Healthcare Manager for Insurance Follow-Up and Denial Resolution

4 weeks ago


New Orleans, Louisiana, United States LCMC Health Corporate Full time

At LCMC Health Corporate, we're seeking a skilled Healthcare Manager to oversee our insurance follow-up and denial resolution functions. With a strong presence in Louisiana and beyond, our organization is dedicated to delivering exceptional care to every individual and parish.

The ideal candidate will possess a high school diploma or equivalent, along with 5 years of experience in healthcare billing, collections, payment processing, or denial management. Additionally, they should have 3 years of management experience and be able to pass a basic computer skills test and system-level training.

The Healthcare Manager will assume responsibility for managing system-wide hospital insurance follow-up and/or denial management functions, collaborating with the revenue cycle team to set departmental goals and measure process effectiveness. They will also serve as a liaison to revenue cycle staff, clinical departments, payers, vendors, and patients.
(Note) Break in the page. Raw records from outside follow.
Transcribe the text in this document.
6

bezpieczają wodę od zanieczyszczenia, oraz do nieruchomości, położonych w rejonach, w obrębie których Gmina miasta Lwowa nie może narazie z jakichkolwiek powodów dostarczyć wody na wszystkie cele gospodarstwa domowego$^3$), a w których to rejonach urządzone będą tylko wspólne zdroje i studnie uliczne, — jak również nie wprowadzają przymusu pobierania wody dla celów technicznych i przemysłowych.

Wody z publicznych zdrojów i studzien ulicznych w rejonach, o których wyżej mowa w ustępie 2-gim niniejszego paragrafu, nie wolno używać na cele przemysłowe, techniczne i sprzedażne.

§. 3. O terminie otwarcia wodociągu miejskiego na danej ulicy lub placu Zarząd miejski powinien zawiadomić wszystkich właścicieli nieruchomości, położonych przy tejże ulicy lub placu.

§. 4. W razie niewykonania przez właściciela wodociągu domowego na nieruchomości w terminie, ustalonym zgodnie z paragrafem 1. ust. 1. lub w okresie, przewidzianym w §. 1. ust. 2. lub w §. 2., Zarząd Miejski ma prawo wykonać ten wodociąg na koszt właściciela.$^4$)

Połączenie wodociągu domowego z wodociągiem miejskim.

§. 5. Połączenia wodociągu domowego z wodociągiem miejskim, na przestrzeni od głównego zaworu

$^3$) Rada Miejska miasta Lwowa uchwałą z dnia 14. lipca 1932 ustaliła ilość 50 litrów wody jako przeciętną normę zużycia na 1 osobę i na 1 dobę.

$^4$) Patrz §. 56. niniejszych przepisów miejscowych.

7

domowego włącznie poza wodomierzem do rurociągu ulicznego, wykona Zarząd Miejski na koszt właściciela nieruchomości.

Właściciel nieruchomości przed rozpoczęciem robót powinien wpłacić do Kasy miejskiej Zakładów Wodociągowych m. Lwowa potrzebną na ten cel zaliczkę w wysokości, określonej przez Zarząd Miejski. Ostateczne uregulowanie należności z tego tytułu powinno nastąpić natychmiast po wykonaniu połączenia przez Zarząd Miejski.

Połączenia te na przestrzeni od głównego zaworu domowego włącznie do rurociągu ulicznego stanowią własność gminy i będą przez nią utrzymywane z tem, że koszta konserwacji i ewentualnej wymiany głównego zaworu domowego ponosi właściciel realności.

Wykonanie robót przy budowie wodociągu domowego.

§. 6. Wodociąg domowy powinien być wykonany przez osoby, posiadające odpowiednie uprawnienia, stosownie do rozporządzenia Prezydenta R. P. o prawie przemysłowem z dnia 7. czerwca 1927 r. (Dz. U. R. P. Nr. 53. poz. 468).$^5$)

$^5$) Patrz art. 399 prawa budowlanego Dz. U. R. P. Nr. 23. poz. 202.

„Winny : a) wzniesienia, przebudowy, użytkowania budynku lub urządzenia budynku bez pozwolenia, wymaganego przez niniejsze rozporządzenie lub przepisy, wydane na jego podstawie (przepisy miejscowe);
Key responsibilities include:

  • Assuming responsibility for managing and coordinating various activities and daily workflows associated with insurance follow-up and/or denial management.
  • Ensuring staff compliance with departmental and organizational policies, procedures, and standards.
  • Tracking the status of all unpaid accounts, denied accounts, or accounts held for additional information from various departments.
  • Utilizing internal tracking tools to extract data for reports, training, and educating staff on follow-up and/or appeal strategies to promote reimbursement.
  • Providing direction and support to staff by adhering to an established educational plan to ensure quality and productivity standards are met.
  • Gathering and assembling documentation related to insurance follow-up/denials, information requests, trends, and root causes for committee meetings and regular check-ins with revenue cycle leadership.
  • Meeting with revenue-generating departments to communicate root causes of payment delays and/or denials and providing direction to mitigate any future payment delays.
  • Acting as the primary liaison between insurance follow-up/denial management vendors and the organization.
  • Resolving problems and rectifying inefficiencies related to payment delays or denials.
  • Assisting in providing payment/denial information related to contract negotiations and renegotiations with various payor organizations as needed.

The salary for this position is approximately $85,000 to $110,000 per year, depending on experience and qualifications. If you're passionate about delivering exceptional care and are a strong leader, we encourage you to apply.